Is someone using NET in HTML, and expecting it to work? Can you show me browsers where it works? If there are no people using this feature, and/or no browsers supporting it I don't see the point (especially if it can break other pages).
Nobody is using it because it's nowhere working yet. But it's still a bug as long as we claim conformance to HTML 4. We might better fix bugs like bug 74201 instead though.
Note that the HTML parser now parser <foo /> as just <foo> (instead of the <foo></foo> it used to treat it as).
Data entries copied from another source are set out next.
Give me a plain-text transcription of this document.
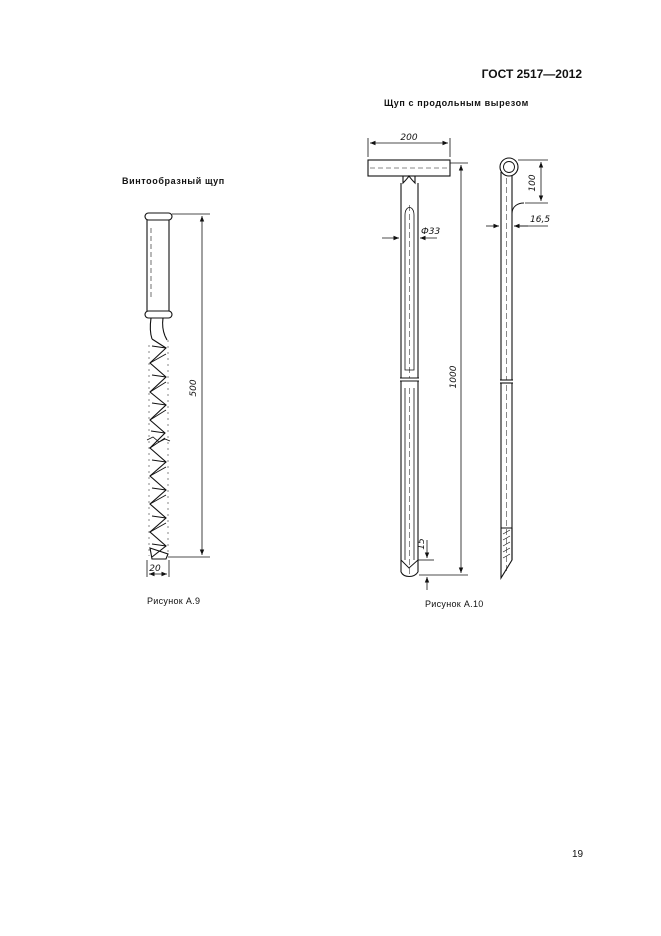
ГОСТ 2517—2012
Щуп с продольным вырезом
Винтообразный щуп
Рисунок А.9	Рисунок А.10
19
500
20
200
Ф33
1000
15
100
16,5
*** Bug 177075 has been marked as a duplicate of this bug. ***
From bug 177075: We should implement the null end tag SHORTTAG feature of HTML. For elements with close tags that would mean looking for a "/" instead of a "</foo>"; for tags that have no close tags, it would mean accepting "/" as an end character as well as ">". Note that other elements can be nested inside elements that with a NET. This should only be done in standards mode, not in quirks mode. (In fact, I would even suggest avoiding doing it in almost standards mode, since those documents are numerous, and usually XHTML.) Testcases: http://www.hixie.ch/tests/adhoc/html/parsing/shorttag/net/ Reassigning to bz since the current assignee has not worked on this for a while and I'd like this to be on someone's radar. This sounds relatively easy to implement.
Um.. I never plan to work on this. I never thought I'd see Ian make the "this sounds relatively easy to implement" mistake... ;) No substantive change to the tokenizer is easy and testing the cascading effects on the dtd and the content sink (and then fixing the problems) would take forever. If I _do_ decide to mess with the tokenizer, I'll be fixing our hang bugs and line number miscounting and the like.... Sorry, but reassigning to default component owner.
While this is implementable, this would break XHTML files served as text/html. Making this standards only makes implementing it twice as hard anyway. Also no other major browser implements this feature, so I'm marking this WONTFIX.